14. La société Eiffage Génie Civil demande le versement de la somme de 12 416 euros hors taxes au titre du coût des études pour la conception d’un nouveau type d’appui métallique provisoire, qui n’aurait pas été prévu par le marché et aurait été indispensable à la réalisation de l’ouvrage dans les règles de l’art. Toutefois, il résulte des stipulations contractuelles précitées ci-dessus au point 13 que la réalisation d’appuis métalliques provisoires pour soutenir le tablier était bien prévue par le marché et que la requérante avait pour obligation contractuelle de mettre au point un type d’appui adapté et de le faire valider par le maître d’œuvre avant le début des études d’exécution. Par suite, sa demande de rémunération complémentaire doit être rejetée.
Quant au prix nouveau (PN) 20 :
15. La demande de rémunération de la société Eiffage Génie Civil au titre de la modification du type de palplanches doit être rejetée par adoption des motifs retenus par les premiers juges au point 16 de leur jugement.
Quant au prix nouveau (PN) 21 :
16. Aux termes de l’article 2.3.2.8 de la notice descriptive, « Des butons métalliques cylindriques de diamètre 45 cm sont disposés en tête des soutènements, avec un espacement de 4 m. (…) / Les butons sont encastrés à leurs extrémités au moyen de platines munies de connecteurs. L’entreprise devra, dans le cadre de ses études d’exécution, concevoir le détail d’attache des butons sur la longrine de façon à pouvoir remplacer les butons. ». L’article 4.3.1 de cette notice précise que « les dessins de projet ne représentent que les caractéristiques de base des ouvrages. Ils ne donnent généralement pas tous les détails sur la conception et le dimensionnement des divers éléments ou parties d’ouvrages, sur les équipements, etc., qui sont à établir par l’entrepreneur. (…) ». En application des articles 4.3.7.5 et 4.3.7.6 de la même notice, l’entreprise doit dimensionner les butons de sorte qu’ils puissent résister à un choc de véhicules routiers et en prenant en compte le « cas accidentel correspondant à la suppression d’un buton (lors d’un remplacement ou d’un choc de véhicule routier) ».

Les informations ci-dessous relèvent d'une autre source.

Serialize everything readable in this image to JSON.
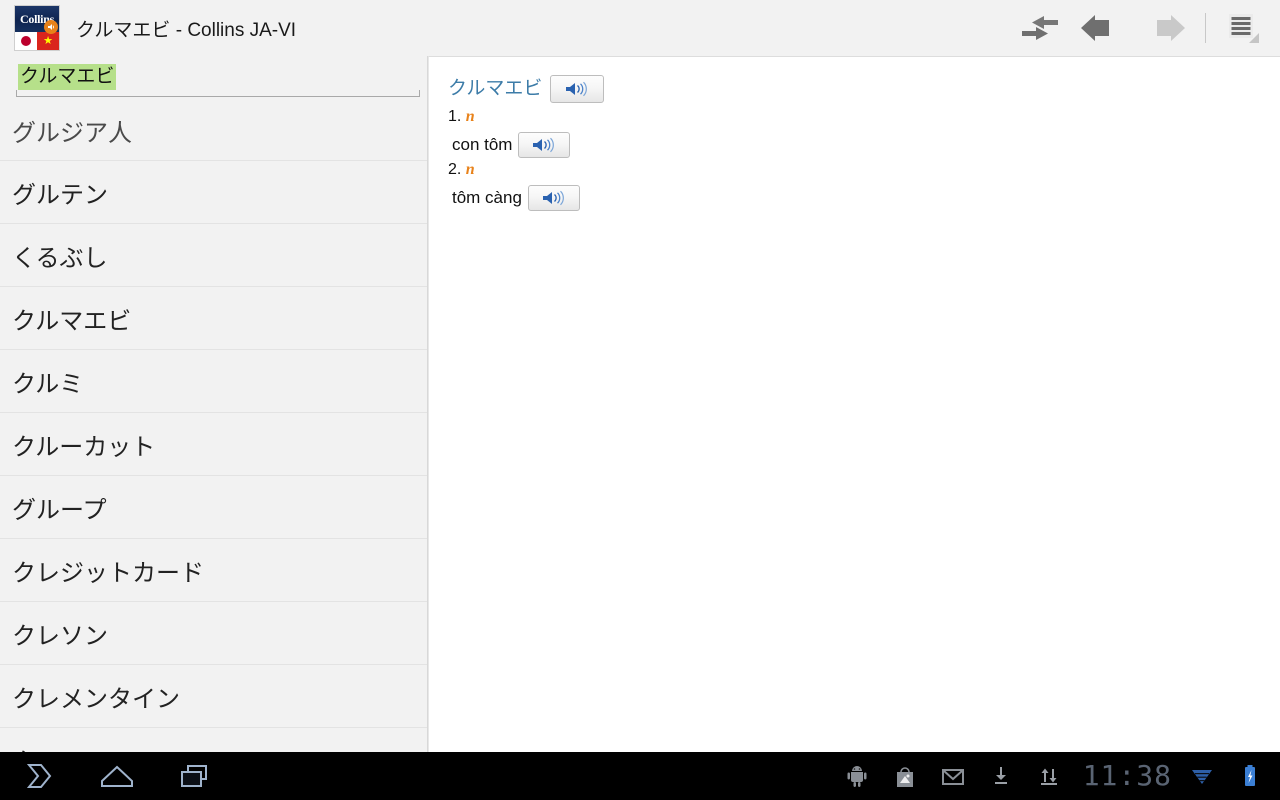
{
  "window": {
    "title": "クルマエビ - Collins JA-VI",
    "app_icon_name": "collins-ja-vi-icon",
    "logo_text": "Collins",
    "flag_vn_star": "★"
  },
  "toolbar": {
    "swap_label": "swap-languages",
    "back_label": "back",
    "forward_label": "forward",
    "menu_label": "menu"
  },
  "search": {
    "value": "クルマエビ",
    "placeholder": "クルマエビ",
    "selection_color": "#b6e08a"
  },
  "wordlist": {
    "items": [
      {
        "label": "グルジア人"
      },
      {
        "label": "グルテン"
      },
      {
        "label": "くるぶし"
      },
      {
        "label": "クルマエビ"
      },
      {
        "label": "クルミ"
      },
      {
        "label": "クルーカット"
      },
      {
        "label": "グループ"
      },
      {
        "label": "クレジットカード"
      },
      {
        "label": "クレソン"
      },
      {
        "label": "クレメンタイン"
      },
      {
        "label": "クレヨン"
      }
    ]
  },
  "entry": {
    "headword": "クルマエビ",
    "headword_color": "#3d7ca8",
    "speak_button_label": "speaker-icon",
    "senses": [
      {
        "number": "1.",
        "pos": "n",
        "translation": "con tôm"
      },
      {
        "number": "2.",
        "pos": "n",
        "translation": "tôm càng"
      }
    ],
    "pos_color": "#e8821a"
  },
  "system": {
    "nav": {
      "back": "back-nav",
      "home": "home-nav",
      "recents": "recents-nav"
    },
    "status_icons": [
      "android-robot-icon",
      "play-store-icon",
      "gmail-icon",
      "download-icon",
      "sync-icon"
    ],
    "clock": "11:38",
    "wifi": "wifi-icon",
    "battery": "battery-charging-icon",
    "accent_color": "#3b7fd4"
  }
}
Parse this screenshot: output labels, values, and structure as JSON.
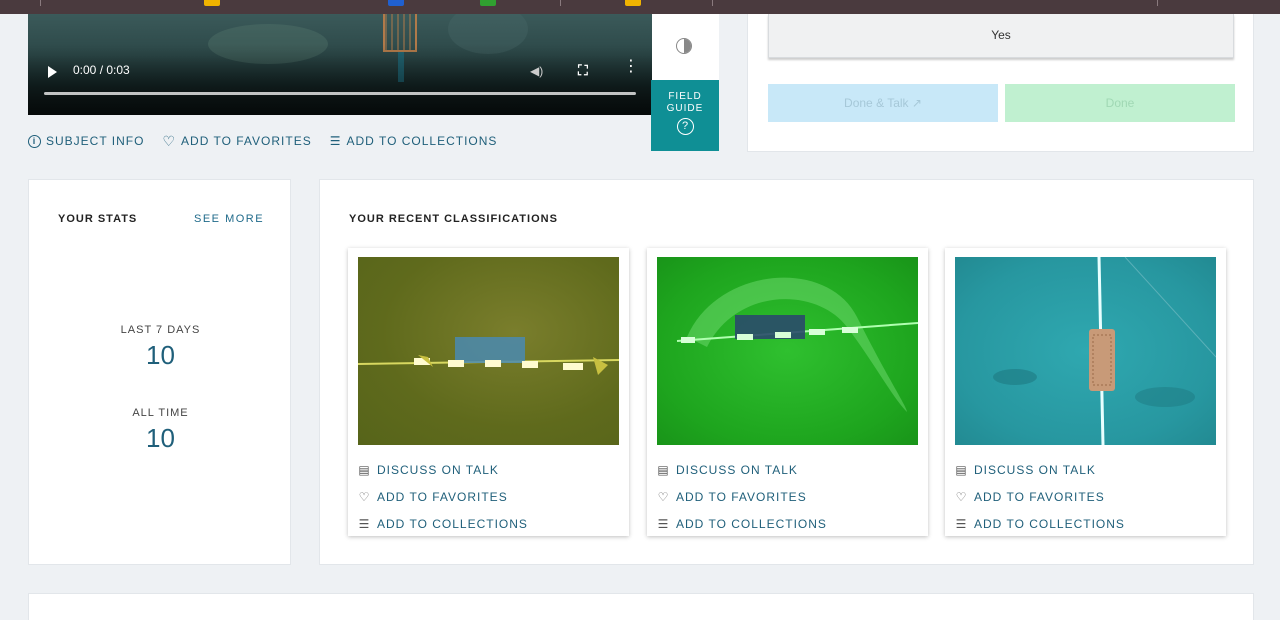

17. La société Eiffage Génie Civil demande le versement de la somme de 34 360 euros hors taxes pour la pose de contre-platines dans la poutre de couronnement qui n’auraient pas été prévus par le marché en raison d’une faute de SNCF Réseau dans la conception de l’ouvrage, ainsi que le prolongement de dix jours du délai contractuel d’exécution. Toutefois, il résulte des stipulations précitées ci-dessus au point 16 que si le marché se bornait à prévoir l’attache des butons au moyen de platines munies de connecteurs, il ne définissait pas complètement le système d’attaches des butons et laissait à la charge de l’entreprise la conception du détail d’attache des butons sur la longrine. Par suite, la société Eiffage Génie Civil n’est pas fondée à soutenir que SNCF Réseau a commis une faute dans la conception de l’ouvrage en ne prévoyant pas la pose de contre-platines pour fixer les butons dans la poutre de couronnement. Il ne résulte pas de l’instruction que celle-ci a été demandé par SNCF Réseau. La demande de rémunération complémentaire de la société Eiffage Génie Civil doit être rejetée ainsi que celle relative à la prolongation du délai contractuel d’exécution.
18. Il résulte de tout ce qui précède que la société Eiffage Génie Civil n’est pas fondée à soutenir que c’est à tort que, par le jugement attaqué, le tribunal administratif de Paris a rejeté ses demandes de rémunération complémentaire au titre des travaux supplémentaires.
En ce qui concerne les demandes de la société Botte Fondations :
Quant à la réalisation de trente pieux supplémentaires :
19. La demande de rémunération complémentaire de la société Botte Fondations au titre de la réalisation de trente pieux supplémentaires doit être rejetée par adoption des motifs retenus par les premiers juges au point 21 de leur jugement. En outre, sa demande de prolongation de deux jours du délai contractuel d’exécution pour la réalisation de cette prestation doit être rejetée pour les mêmes motifs.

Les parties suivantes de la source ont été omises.